In the arts it is often necessary to manipulate a received signal or image, for both practical and operational reasons. For instance, the signal may need to be compressed into a plurality of smaller subsets prior to some secondary operation being performed on the data such as transmission over a cable or phone wire. On the receiving end, compressed transmitted signals may eventually need to be restored or reconstructed to return the signal upon receipt to its original form. Other operations can take the form of feature detection or pattern recognition, among others. In order to manipulate the received signal or image data in these instances, mathematical operations are often performed. To achieve this, the discrete signal or image is often converted into or represented by a mathematical sequence or array of discrete values. For example, binary signals or images often take the form of discrete values of [0,1] and 8-bit gray-scale images often take the form of values in the range of [0.255]. The field of discrete signal and image processing, both theoretical and applied, is relatively dominated by mathematics in the form of specific methods and applications.
Many methods of signal or image processing use one or more applications involving filters. A filter operates by capturing a windowed observation of an image or signal. A windowed observation is a collection or vector of samples from the captured image or signal. Based on this vector, a decision, based on some formula or algorithm, is made about the image or signal at a particular position within the image or signal. In general, a filter operates on a set of signal or image samples which are mathematically written as a vector having the form of (X1, . . . , XN).
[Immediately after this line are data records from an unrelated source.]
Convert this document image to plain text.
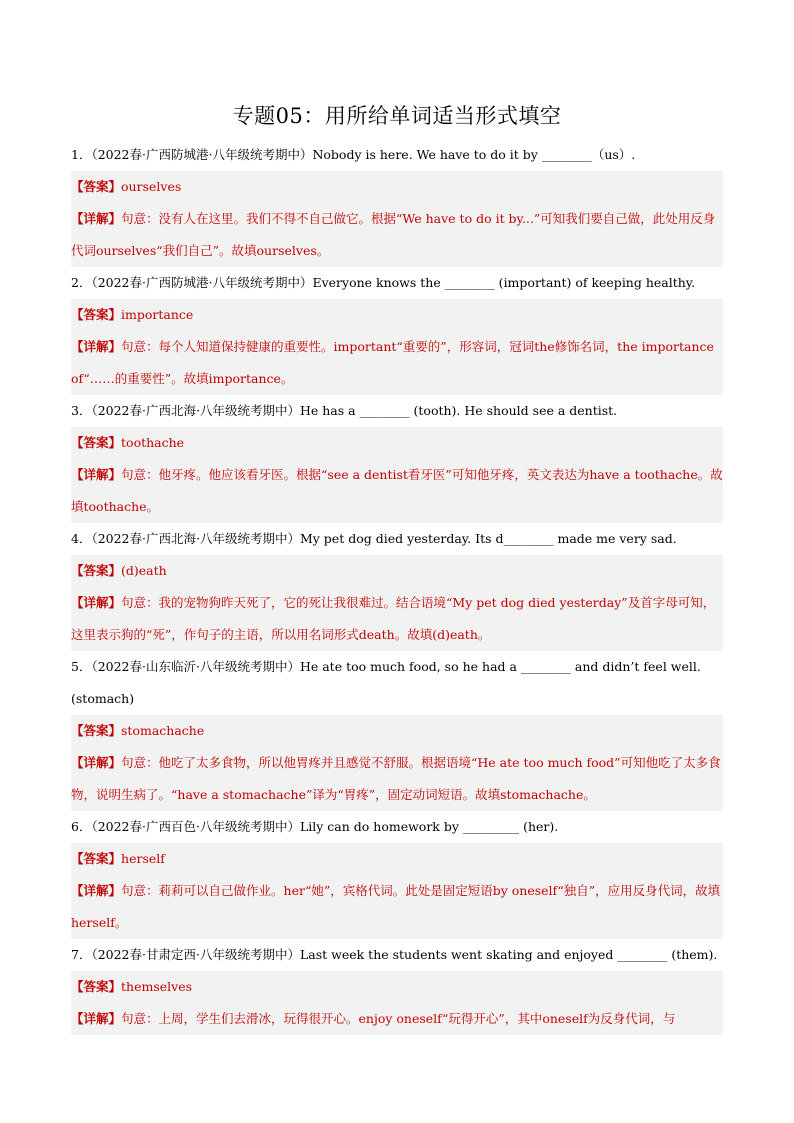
专题05：用所给单词适当形式填空

1．（2022春·广西防城港·八年级统考期中）Nobody is here. We have to do it by ________（us）.

【答案】ourselves

【详解】句意：没有人在这里。我们不得不自己做它。根据“We have to do it by...”可知我们要自己做，此处用反身代词ourselves“我们自己”。故填ourselves。

2．（2022春·广西防城港·八年级统考期中）Everyone knows the ________ (important) of keeping healthy.

【答案】importance

【详解】句意：每个人知道保持健康的重要性。important“重要的”，形容词，冠词the修饰名词，the importance of“……的重要性”。故填importance。

3．（2022春·广西北海·八年级统考期中）He has a ________ (tooth). He should see a dentist.

【答案】toothache

【详解】句意：他牙疼。他应该看牙医。根据“see a dentist看牙医”可知他牙疼，英文表达为have a toothache。故填toothache。

4．（2022春·广西北海·八年级统考期中）My pet dog died yesterday. Its d________ made me very sad.

【答案】(d)eath

【详解】句意：我的宠物狗昨天死了，它的死让我很难过。结合语境“My pet dog died yesterday”及首字母可知，这里表示狗的“死”，作句子的主语，所以用名词形式death。故填(d)eath。

5．（2022春·山东临沂·八年级统考期中）He ate too much food, so he had a ________ and didn’t feel well.(stomach)

【答案】stomachache

【详解】句意：他吃了太多食物，所以他胃疼并且感觉不舒服。根据语境“He ate too much food”可知他吃了太多食物，说明生病了。“have a stomachache”译为“胃疼”，固定动词短语。故填stomachache。

6．（2022春·广西百色·八年级统考期中）Lily can do homework by _________ (her).

【答案】herself

【详解】句意：莉莉可以自己做作业。her“她”，宾格代词。此处是固定短语by oneself“独自”，应用反身代词，故填herself。

7．（2022春·甘肃定西·八年级统考期中）Last week the students went skating and enjoyed ________ (them).

【答案】themselves

【详解】句意：上周，学生们去滑冰，玩得很开心。enjoy oneself“玩得开心”，其中oneself为反身代词，与
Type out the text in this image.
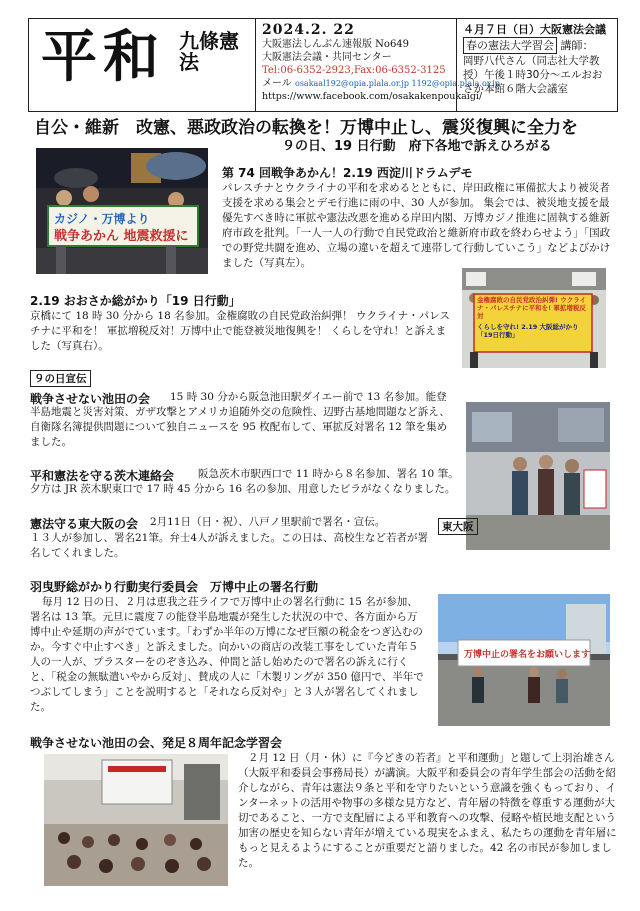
平和 九條憲法
2024.2. 22
大阪憲法しんぶん速報版 No649
大阪憲法会議・共同センター
Tel:06-6352-2923,Fax:06-6352-3125
メール osakaal192@opia.plala.or.jp 1192@opia.plala.or.jp
https://www.facebook.com/osakakenpoukaigi/
４月７日（日）大阪憲法会議
春の憲法大学習会 講師：
岡野八代さん（同志社大学教授）午後１時30分～エルおおさか本館６階大会議室
自公・維新　改憲、悪政政治の転換を！万博中止し、震災復興に全力を
９の日、19 日行動　府下各地で訴えひろがる
カジノ・万博より
戦争あかん 地震救援に
第 74 回戦争あかん！2.19 西淀川ドラムデモ
パレスチナとウクライナの平和を求めるとともに、岸田政権に軍備拡大より被災者支援を求める集会とデモ行進に雨の中、30 人が参加。 集会では、被災地支援を最優先すべき時に軍拡や憲法改悪を進める岸田内閣、万博カジノ推進に固執する維新府市政を批判。「一人一人の行動で自民党政治と維新府市政を終わらせよう」「国政での野党共闘を進め、立場の違いを超えて連帯して行動していこう」などよびかけました（写真左）。
金権腐敗の自民党政治糾弾! ウクライナ・パレスチナに平和を! 軍拡増税反対
くらしを守れ! 2.19 大阪総がかり「19日行動」
2.19 おおさか総がかり「19 日行動」
京橋にて 18 時 30 分から 18 名参加。金権腐敗の自民党政治糾弾！ ウクライナ・パレスチナに平和を！ 軍拡増税反対！万博中止で能登被災地復興を！ くらしを守れ！と訴えました（写真右）。
９の日宣伝
戦争させない池田の会	15 時 30 分から阪急池田駅ダイエー前で 13 名参加。能登半島地震と災害対策、ガザ攻撃とアメリカ追随外交の危険性、辺野古基地問題など訴え、自衛隊名簿提供問題について独自ニュースを 95 枚配布して、軍拡反対署名 12 筆を集めました。
平和憲法を守る茨木連絡会	阪急茨木市駅西口で 11 時から８名参加、署名 10 筆。夕方は JR 茨木駅東口で 17 時 45 分から 16 名の参加、用意したビラがなくなりました。
憲法守る東大阪の会 2月11日（日・祝）、八戸ノ里駅前で署名・宣伝。
１３人が参加し、署名21筆。弁士4人が訴えました。この日は、高校生など若者が署名してくれました。
東大阪
羽曳野総がかり行動実行委員会　万博中止の署名行動
毎月 12 日の日、２月は恵我之荘ライフで万博中止の署名行動に 15 名が参加、署名は 13 筆。元旦に震度７の能登半島地震が発生した状況の中で、各方面から万博中止や延期の声がでています。「わずか半年の万博になぜ巨額の税金をつぎ込むのか。今すぐ中止すべき」と訴えました。向かいの商店の改装工事をしていた青年５人の一人が、プラスターをのぞき込み、仲間と話し始めたので署名の訴えに行くと、「税金の無駄遣いやから反対」、賛成の人に「木製リングが 350 億円で、半年でつぶしてしまう」ことを説明すると「それなら反対や」と３人が署名してくれました。
万博中止の署名をお願いします
戦争させない池田の会、発足８周年記念学習会
２月 12 日（月・休）に『今どきの若者』と平和運動」と題して上羽治雄さん（大阪平和委員会事務局長）が講演。大阪平和委員会の青年学生部会の活動を紹介しながら、青年は憲法９条と平和を守りたいという意識を強くもっており、インターネットの活用や物事の多様な見方など、青年層の特徴を尊重する運動が大切であること、一方で支配層による平和教育への攻撃、侵略や植民地支配という加害の歴史を知らない青年が増えている現実をふまえ、私たちの運動を青年層にもっと見えるようにすることが重要だと語りました。42 名の市民が参加しました。
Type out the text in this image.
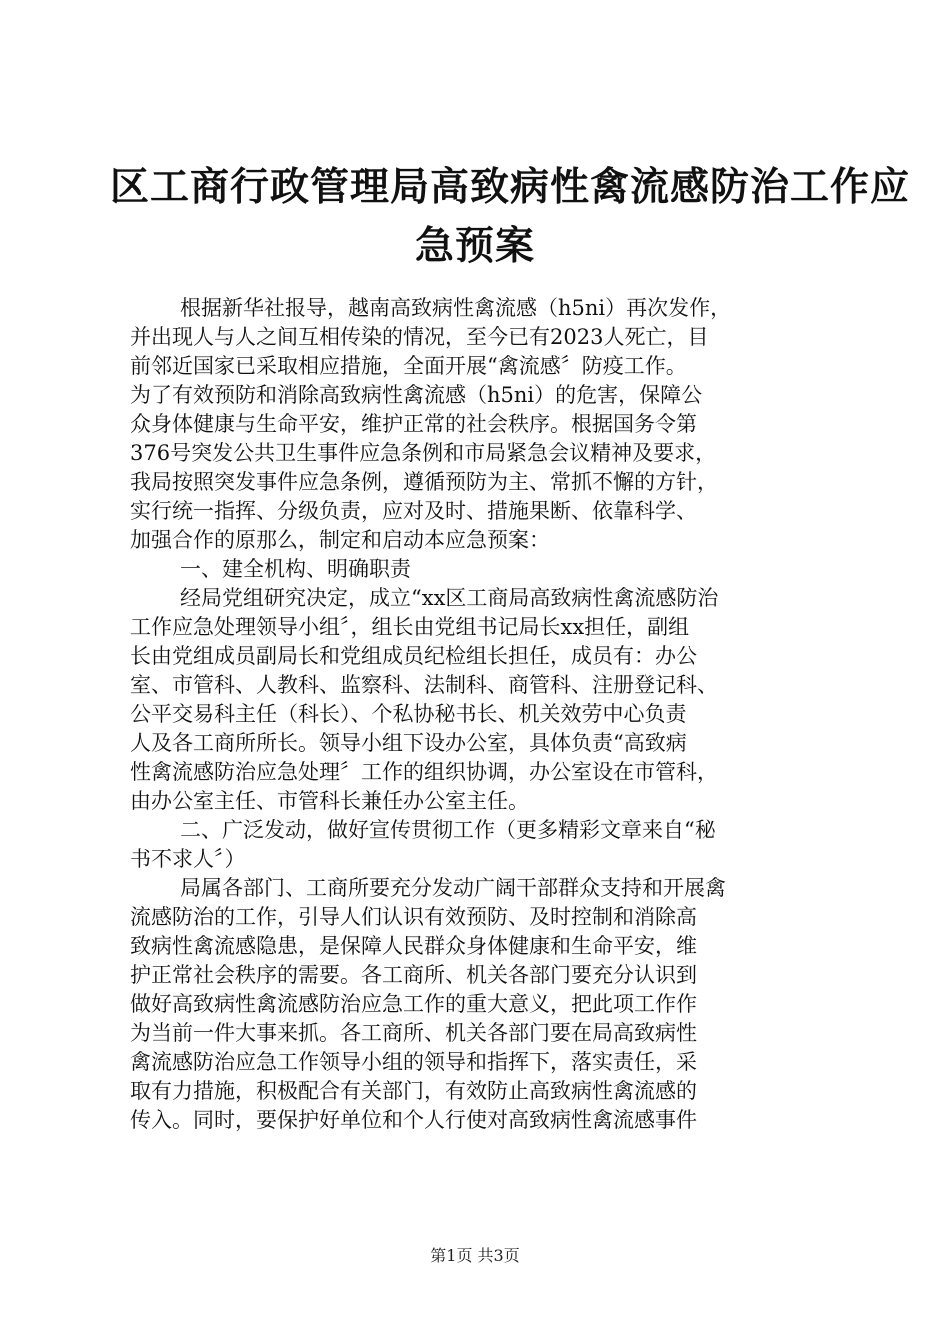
区工商行政管理局高致病性禽流感防治工作应
急预案
根据新华社报导，越南高致病性禽流感（h5ni）再次发作，
并出现人与人之间互相传染的情况，至今已有2023人死亡，目
前邻近国家已采取相应措施，全面开展“禽流感〞防疫工作。
为了有效预防和消除高致病性禽流感（h5ni）的危害，保障公
众身体健康与生命平安，维护正常的社会秩序。根据国务令第
376号突发公共卫生事件应急条例和市局紧急会议精神及要求，
我局按照突发事件应急条例，遵循预防为主、常抓不懈的方针，
实行统一指挥、分级负责，应对及时、措施果断、依靠科学、
加强合作的原那么，制定和启动本应急预案：
一、建全机构、明确职责
经局党组研究决定，成立“xx区工商局高致病性禽流感防治
工作应急处理领导小组〞，组长由党组书记局长xx担任，副组
长由党组成员副局长和党组成员纪检组长担任，成员有：办公
室、市管科、人教科、监察科、法制科、商管科、注册登记科、
公平交易科主任（科长）、个私协秘书长、机关效劳中心负责
人及各工商所所长。领导小组下设办公室，具体负责“高致病
性禽流感防治应急处理〞工作的组织协调，办公室设在市管科，
由办公室主任、市管科长兼任办公室主任。
二、广泛发动，做好宣传贯彻工作（更多精彩文章来自“秘
书不求人〞）
局属各部门、工商所要充分发动广阔干部群众支持和开展禽
流感防治的工作，引导人们认识有效预防、及时控制和消除高
致病性禽流感隐患，是保障人民群众身体健康和生命平安，维
护正常社会秩序的需要。各工商所、机关各部门要充分认识到
做好高致病性禽流感防治应急工作的重大意义，把此项工作作
为当前一件大事来抓。各工商所、机关各部门要在局高致病性
禽流感防治应急工作领导小组的领导和指挥下，落实责任，采
取有力措施，积极配合有关部门，有效防止高致病性禽流感的
传入。同时，要保护好单位和个人行使对高致病性禽流感事件
第1页 共3页
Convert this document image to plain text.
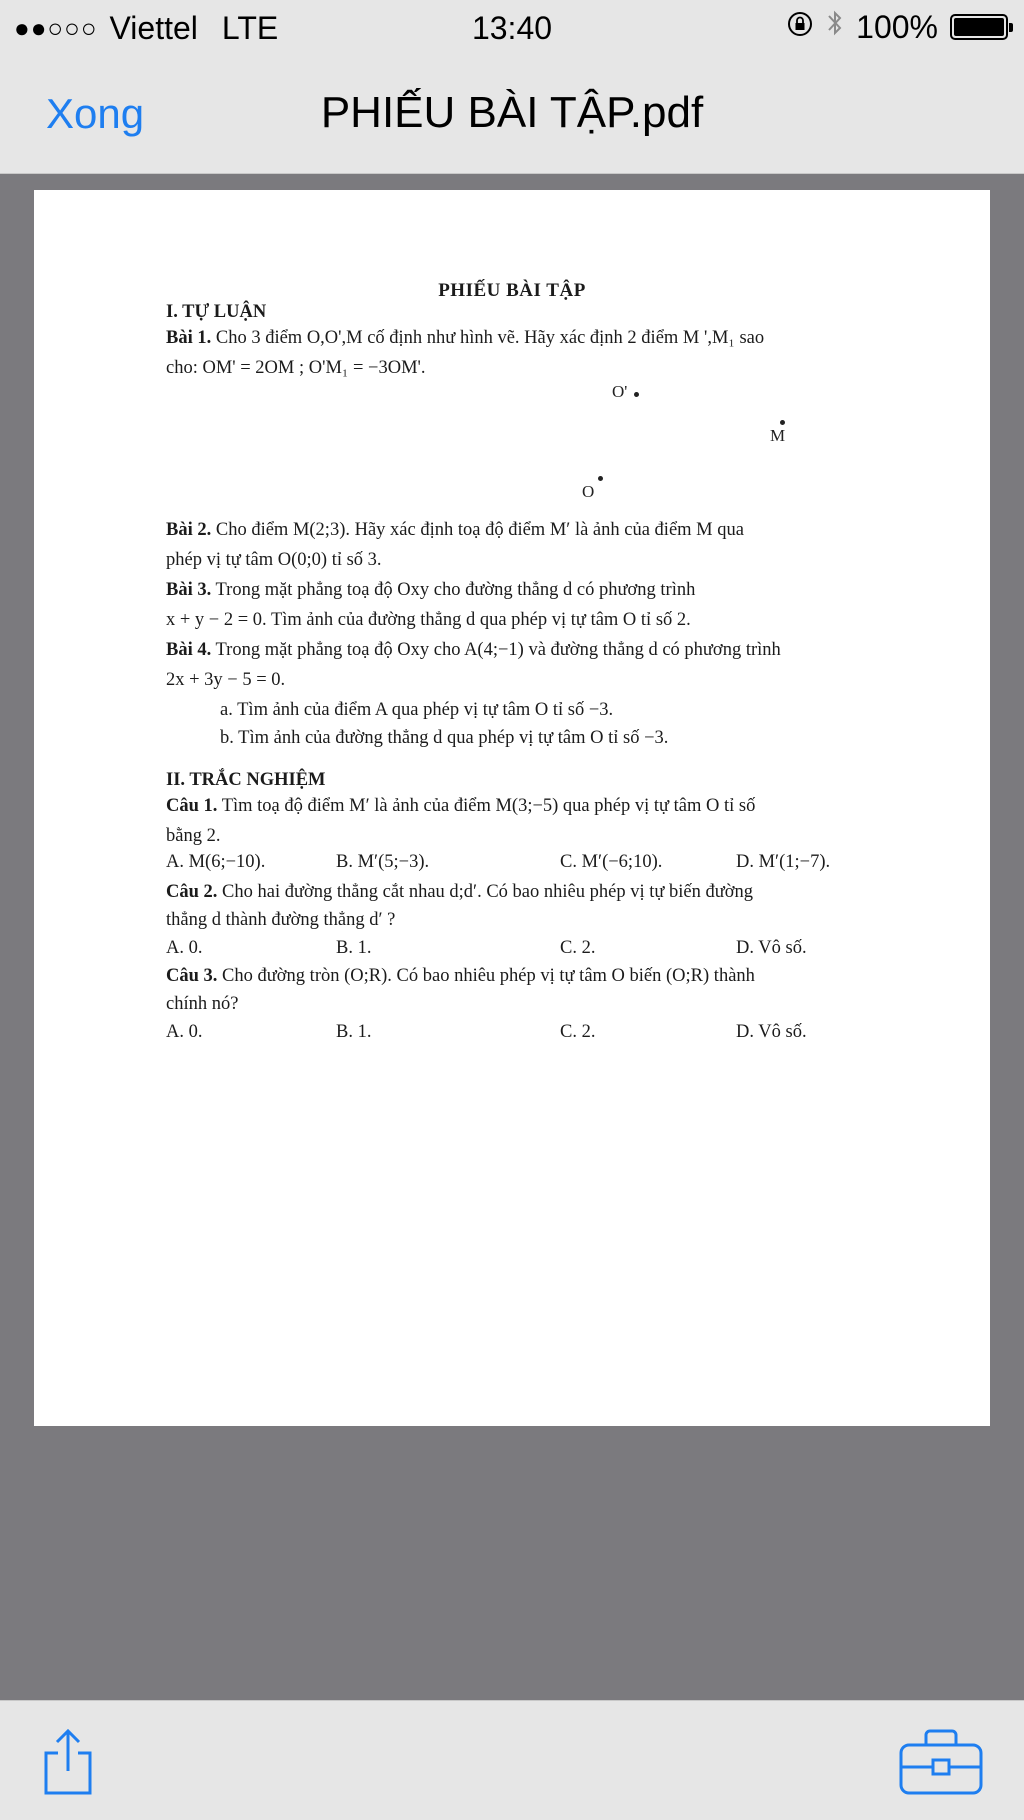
●●○○○ Viettel LTE	13:40	100%
Xong	PHIẾU BÀI TẬP.pdf
PHIẾU BÀI TẬP
I. TỰ LUẬN
Bài 1. Cho 3 điểm O,O',M cố định như hình vẽ. Hãy xác định 2 điểm M ',M₁ sao
cho: OM' = 2OM ; O'M₁ = −3OM'.
O'
M
O
Bài 2. Cho điểm M(2;3). Hãy xác định toạ độ điểm M′ là ảnh của điểm M qua
phép vị tự tâm O(0;0) tỉ số 3.
Bài 3. Trong mặt phẳng toạ độ Oxy cho đường thẳng d có phương trình
x + y − 2 = 0. Tìm ảnh của đường thẳng d qua phép vị tự tâm O tỉ số 2.
Bài 4. Trong mặt phẳng toạ độ Oxy cho A(4;−1) và đường thẳng d có phương trình
2x + 3y − 5 = 0.
a. Tìm ảnh của điểm A qua phép vị tự tâm O tỉ số −3.
b. Tìm ảnh của đường thẳng d qua phép vị tự tâm O tỉ số −3.
II. TRẮC NGHIỆM
Câu 1. Tìm toạ độ điểm M′ là ảnh của điểm M(3;−5) qua phép vị tự tâm O tỉ số
bằng 2.
A. M(6;−10).	B. M′(5;−3).	C. M′(−6;10).	D. M′(1;−7).
Câu 2. Cho hai đường thẳng cắt nhau d;d′. Có bao nhiêu phép vị tự biến đường
thẳng d thành đường thẳng d′ ?
A. 0.	B. 1.	C. 2.	D. Vô số.
Câu 3. Cho đường tròn (O;R). Có bao nhiêu phép vị tự tâm O biến (O;R) thành
chính nó?
A. 0.	B. 1.	C. 2.	D. Vô số.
Many techniques can be found in the arts, of which the following are representative and which are hereby incorporated by reference being made thereto. For example, a filter could be employed to assign one or more specific code-words to a given sample as shown in FIG. 1, (often called vector quantization), as taught by Vector Quantization and Signal Compression, A. Gesho and R. M. Gray, 1991. A filter can also assign one or more tags to a center pixel in order to indicate that the vector represented pixels are part of a specific feature of the captured image, such as a centerline, letter, or symbol. It can also assign a new sample value to the center pixel in order to accomplish the overall goal of a restoration or enhancement of a degraded image, as taught by Enhancement and Restoration of Digital Documents, R. P. Loce and E. R. Dougherty, SPIE Press, 1997, and Enhancement of Digital Documents, R. P. Loce and E. R. Dougherty, Electronic Imaging Technology, SPIE Press 1999, and Two-Dimensional Signal and Image ProcessingJ. S. Lim, Prentice Hall, 1990. A filter can also be used to predict a sample or pixel value outside the capture window with the aim of reducing the amount of data needed to store the image. This technique is often referred to as predictive encoding as taught by Digital Image Compression Techniques, M. Rabbani and P. W. Jones, SPIE Press, 1991. A filter can be used to assign an array of fewer, more restrictive values to this observation (often referred to as either “quantization,” “thresholding,” or “dithering” as taught by Digital Halftoning for Printing and Display of Electronic Images, R. P. Loce, P. G. Roetling, and Y. W. Lin, Electronic Imaging Technology, SPIE Press, 1999. Many others are found in the known literature. Other applications of filters used in signal or image processing include, resolution conversion, object detection, speckle-removal, and edge enhancement.
Nonlinear image or signal processing is a general representation of signal or image filtering based on a logical decomposition of a filter into a set of relatively simple operators. Any windowed shift-invariant filter can be represented as a combination of simple operations called hit-or-miss transforms as taught by Nonlinear Filters for Image Processing, E. R. Dougherty and J. Astola (eds.), SPIE/IEEE Press, 1999. The term nonlinear refers to the entire class of windowed filters that includes linear filters, i.e., those filters computed by convolution.
Since filters can be highly complex and repeatedly be executed millions of times in rapid succession in order to perform a single operation on a given image or signal, what is needed in the arts are compact, efficient computing architectures directed towards this end. Efficient architectures depend on filter representations. If a filter can be broken down into its base operations, it might be possible to execute the relatively simple operations in parallel in order to achieve high-speed execution and overall efficiency.
Computational Gray-Scale Morphology on Lattices (A Comparator-Based Image Algebra) Part I: Architecture, E. R. Dougherty and D. Sinha, Real Time Imaging, Vol. 1, No. 1, 1995, teaches a computer architecture using representations that perform tests in parallel. The representational methods as taught therein express any filtering operation as a collection of logical tests or operations wherein each logical test is associated with a value. If a windowed observation satisfies a test, the filter output is then associated with that value. Although the above architecture is not practical for filters requiring many tests, it does teach general representational method.
It is the aim of the present invention to overcome the conventional prior art print limitations, as described above, by programming a computational architecture to perform logical comparisons in a more compact and efficient way.